Craig McGill. Do No Harm: Munchausen Syndrome by Proxy. Vision Paperbacks, 2002.
Munchausen syndrome by proxy is the syndrome, or alleged syndrome, whereby parents, mainly mothers, are accused of harming their children in order to gain the attention of medical personnel. The syndrome has been increasingly in the news, and received much publicity in the case of Beverly Allitt. However the diagnosis has now been withdrawn in Allitt's case, and Craig McGill enquires as to whether the syndrome exists at all.
The scepticism has been reinforced in Britain by the rapid decline in public trust in the medical profession following recent scandals and alleged scandals (some of which are simply to due to the medical profession not keeping up with major and rapid changes in social values). McGill examines the argument around the English speaking world. Much of the presentation is of disguised case histories of false accusations (or alleged false accusations) in Britain, the US , Canada and Australia. As is always the case, the truth in the these cases can never be known. Those accused and their advocates argue that court injunctions often prevent them from passing critical comment on the actions of the “professionals”. Equally the accusations that are made against the professionals cannot be answered for legal and ethical reasons. As the saying goes, one story is good till the other one is told.
We have in the past suggested that MSP may play some sort of role in the production of children’s abduction narratives, but that assumed MSP exists. Reading the “case histories” or sob-stories told here, I was however struck by some similarities to abduction narratives - the same theme of the lone battler against an uncomprehending world, all the professionals being against you, the failed relationships (always the exclusive fault of the other partner, you understand), or the insensitive and uncomprehending partner. Everyone else is to blame for their problems. The children are presented to doctors as suffering from a wide variety of poorly characterized and ambiguous “illnesses” which can never be pinned down. The sort of illness, one suspects, that past societies would have attributed to witchcraft.
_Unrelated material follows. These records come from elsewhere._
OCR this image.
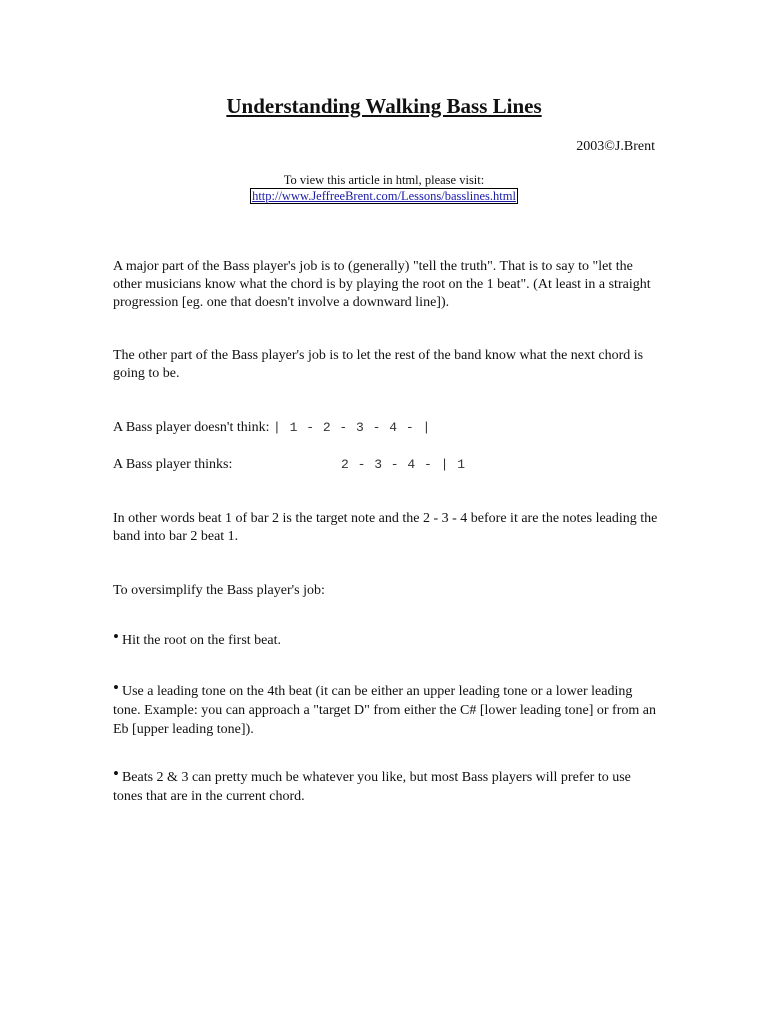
Understanding Walking Bass Lines
2003©J.Brent
To view this article in html, please visit:
http://www.JeffreeBrent.com/Lessons/basslines.html
A major part of the Bass player's job is to (generally) "tell the truth". That is to say to "let the other musicians know what the chord is by playing the root on the 1 beat". (At least in a straight progression [eg. one that doesn't involve a downward line]).
The other part of the Bass player's job is to let the rest of the band know what the next chord is going to be.
A Bass player doesn't think: | 1 - 2 - 3 - 4 - |
A Bass player thinks:	2 - 3 - 4 - | 1
In other words beat 1 of bar 2 is the target note and the 2 - 3 - 4 before it are the notes leading the band into bar 2 beat 1.
To oversimplify the Bass player's job:
• Hit the root on the first beat.
• Use a leading tone on the 4th beat (it can be either an upper leading tone or a lower leading tone. Example: you can approach a "target D" from either the C# [lower leading tone] or from an Eb [upper leading tone]).
• Beats 2 & 3 can pretty much be whatever you like, but most Bass players will prefer to use tones that are in the current chord.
Faced with mysterious protean disorders which may or may not exist, everyone starts looking for blame; mothers blame the doctors for being unable to magic a 'cure' or provide a neat little diagnosis, doctors have a tendency to blame parents, especially mothers, for syndromes that they cannot comprehend, because they too need someone to blame for their 'failure'. Both sides take up positions, and antagonize the other. Perhaps a few of these mothers are physically harming their children, but the diseases might still be largely a product of their imaginations, interpreting perhaps normal phenomena of growing as “diseases”, a tendency accentuated by the notion held by sections of Western opinion that normalcy equals perfection. If a child’s health is therefore less than perfect, this becomes an enormous abnormality requiring constant medical attention. In a small number of cases parents may be tempted to “produce symptoms to order” in their child to convince the doctors that their interior terrors have some bases in reality. -- Peter Rogerson.